The "perfmap" support is just some plumbing on top of it, parsing the file and inserting ELF-like symbols in the internal list.
It's indeed possible to do the same thing for PE files, as implemented in the attached patches, using libbfd to parse them, but it still feels very hacky. Then I may be pessimistic but I also expect it to be a bit hard to justify such a change, as it is -in the other way this time- a wine-specific change in perf.
Also, although the basic features seems to work fine (perf annotate relies on external tools for disassembly for instance), it's limited to providing the symbol list and it's not going to be well integrated with the ELF/DWARF part of the code, so it may lack features.

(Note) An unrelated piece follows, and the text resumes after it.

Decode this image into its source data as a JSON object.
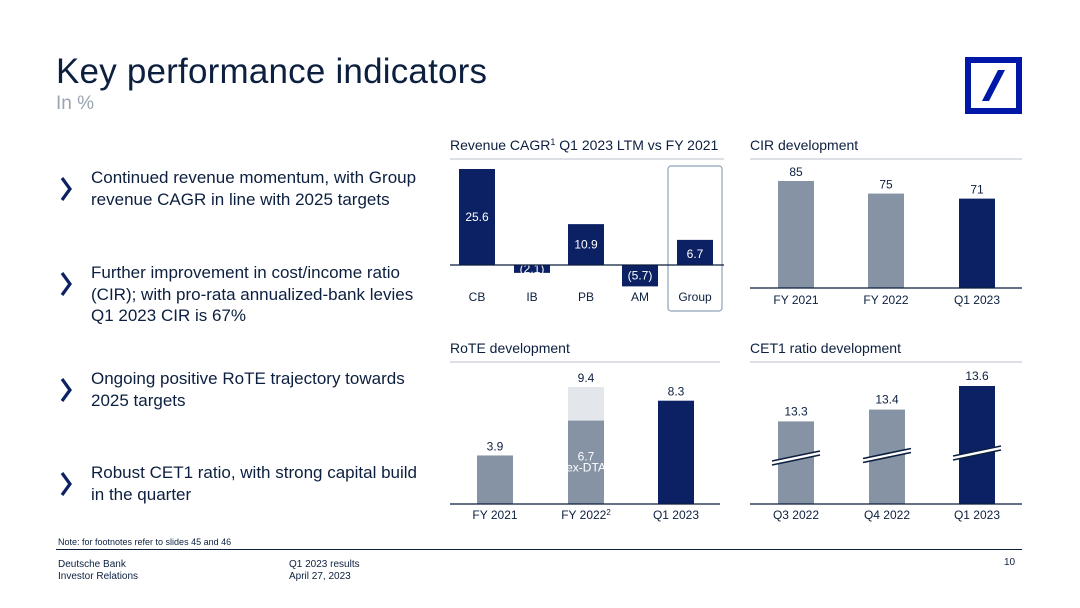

The above is about two other patches. I didn't look at PE alignment fix, but I just expect that it should be fixable upstream. With that in mind, my comments to patches:
I'm not sure to understand, you mean fixable in perf as well? I don't think it is easily fixable there either, perf uses mmap hooks to detect which files are mapped to which memory range, and if the section aren't aligned we copy them instead, which makes it loose track.
- PE alignment
The patch breaks build with llvm-mingw because lld doesn't support --file-alignment. It's also not exactly free. Note that you could just pass CROSSLDFLAGS=... to configure instead of patching Wine.
Sure and all these patches can actually be implemented with some build system wrapper, I just think it'd be nice if perf could handle default wine builds.
- .debug directory
I don't have a strong opinion here. If it's indeed a standard, maybe we should follow it. GDB documentation mentions both %s.debug and .debug/%s and, not being a fan of hidden directories in build tree, I chose the one that seemed nicer:
https://sourceware.org/gdb/current/onlinedocs/gdb/Separate-Debug-Files.html
- symbols in ELF file
We could do that, creating an exotic mix then building on mac, with PE, Mach-O and ELF files. Another option would be CROSSLDFLAGS=-Wl,--objcopy,-Oelf64-x86-64, but it doesn't seem nice...
I don't know how useful ELF or Mach-O format would be on mac, we could leave the PE format there if that's better. But again, I don't really understand the use case for this non-PDB split debug file.